- Interactive map of the mountain

Highest point
- Elevation: 1,758 m (5,768 ft)
- Prominence: 53 m (174 ft)
- Coordinates: 61°35′35″N 8°39′27″E﻿ / ﻿61.59306°N 8.65756°E

Geography
- Location: Innlandet, Norway
- Parent range: Jotunheimen

Climbing
- Easiest route: path from Glitterheim then up 70 vertical meters on mountain's mildest spur.

= Vestre Hestlægerhøe =

Mountain in Innlandet, Norway

Vestre Hestlægerhøe is a mountain on the border of Vågå Municipality and Lom Municipality in Innlandet county, Norway. The 1758 m tall mountain is located in the Jotunheimen mountains within Jotunheimen National Park. The mountain sits about 40 km southwest of the village of Vågåmo.

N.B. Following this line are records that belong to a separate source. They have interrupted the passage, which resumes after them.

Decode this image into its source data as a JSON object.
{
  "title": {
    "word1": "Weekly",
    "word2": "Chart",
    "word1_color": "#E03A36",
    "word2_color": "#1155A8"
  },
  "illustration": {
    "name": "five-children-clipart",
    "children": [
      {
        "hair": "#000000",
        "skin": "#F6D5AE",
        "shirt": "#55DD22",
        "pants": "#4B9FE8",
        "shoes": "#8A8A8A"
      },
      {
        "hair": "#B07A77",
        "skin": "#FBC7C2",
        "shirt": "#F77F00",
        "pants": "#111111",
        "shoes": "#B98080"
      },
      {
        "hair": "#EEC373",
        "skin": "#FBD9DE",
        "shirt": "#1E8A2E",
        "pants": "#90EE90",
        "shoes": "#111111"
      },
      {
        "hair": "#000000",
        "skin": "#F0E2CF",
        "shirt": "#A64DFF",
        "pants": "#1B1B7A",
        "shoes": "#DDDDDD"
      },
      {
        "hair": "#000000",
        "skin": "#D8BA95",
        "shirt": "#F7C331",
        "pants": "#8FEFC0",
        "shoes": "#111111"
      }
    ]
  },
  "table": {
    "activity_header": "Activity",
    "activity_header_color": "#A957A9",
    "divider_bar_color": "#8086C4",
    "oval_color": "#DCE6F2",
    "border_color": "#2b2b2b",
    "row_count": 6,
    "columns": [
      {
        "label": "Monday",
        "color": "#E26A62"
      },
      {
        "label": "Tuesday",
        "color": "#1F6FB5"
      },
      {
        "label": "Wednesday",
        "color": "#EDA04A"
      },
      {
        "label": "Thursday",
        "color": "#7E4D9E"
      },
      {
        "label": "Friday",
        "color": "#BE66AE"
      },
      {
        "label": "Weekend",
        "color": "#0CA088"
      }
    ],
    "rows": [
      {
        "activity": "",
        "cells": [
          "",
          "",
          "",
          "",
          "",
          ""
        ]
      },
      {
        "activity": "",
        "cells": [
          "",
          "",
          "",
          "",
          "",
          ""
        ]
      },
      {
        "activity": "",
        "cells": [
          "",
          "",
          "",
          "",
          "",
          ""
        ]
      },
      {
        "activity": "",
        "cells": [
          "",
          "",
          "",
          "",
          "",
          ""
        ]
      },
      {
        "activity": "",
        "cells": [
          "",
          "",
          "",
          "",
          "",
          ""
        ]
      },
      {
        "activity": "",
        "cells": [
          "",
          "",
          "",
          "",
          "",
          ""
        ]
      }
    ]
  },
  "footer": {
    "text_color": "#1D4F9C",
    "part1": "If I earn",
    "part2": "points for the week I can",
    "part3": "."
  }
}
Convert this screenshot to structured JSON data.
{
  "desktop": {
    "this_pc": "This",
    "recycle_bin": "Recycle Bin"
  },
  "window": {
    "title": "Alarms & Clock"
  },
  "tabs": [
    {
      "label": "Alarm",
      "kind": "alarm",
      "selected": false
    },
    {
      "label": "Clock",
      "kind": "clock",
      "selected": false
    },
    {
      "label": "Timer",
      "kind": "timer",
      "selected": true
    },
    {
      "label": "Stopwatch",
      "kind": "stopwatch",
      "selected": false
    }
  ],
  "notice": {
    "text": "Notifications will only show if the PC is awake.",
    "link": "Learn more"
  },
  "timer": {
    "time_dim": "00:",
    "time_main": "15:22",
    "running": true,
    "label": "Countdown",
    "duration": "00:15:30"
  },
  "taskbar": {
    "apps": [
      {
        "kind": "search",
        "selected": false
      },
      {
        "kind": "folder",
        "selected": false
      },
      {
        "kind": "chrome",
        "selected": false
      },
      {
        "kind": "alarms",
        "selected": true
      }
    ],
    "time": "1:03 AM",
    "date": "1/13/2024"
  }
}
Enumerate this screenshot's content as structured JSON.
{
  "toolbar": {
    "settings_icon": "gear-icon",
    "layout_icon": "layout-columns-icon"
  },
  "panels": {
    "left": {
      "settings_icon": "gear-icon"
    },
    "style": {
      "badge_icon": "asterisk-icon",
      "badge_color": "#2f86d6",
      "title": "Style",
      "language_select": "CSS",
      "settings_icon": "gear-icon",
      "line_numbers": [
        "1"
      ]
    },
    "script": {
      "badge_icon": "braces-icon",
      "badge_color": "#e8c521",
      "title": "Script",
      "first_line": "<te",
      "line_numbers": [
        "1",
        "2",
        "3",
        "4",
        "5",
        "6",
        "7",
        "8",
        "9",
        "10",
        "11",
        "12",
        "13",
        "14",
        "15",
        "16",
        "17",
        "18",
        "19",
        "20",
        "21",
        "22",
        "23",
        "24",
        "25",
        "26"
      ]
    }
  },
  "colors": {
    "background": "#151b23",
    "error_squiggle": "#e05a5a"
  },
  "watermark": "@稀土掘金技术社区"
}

The peak of Vestre Hestlægerhøe rises to a height of 1758 m and has a topographic prominence of 53 m. The mountain is surrounded by several other notable mountains including Styggehøi to the west, Glittertinden to the north, and Austre Hestlægerhøe and Nautgardsoksli to the east. The mountain area drains via the river Veo to the north and the river Russa to the south, both tributaries of the river Sjoa.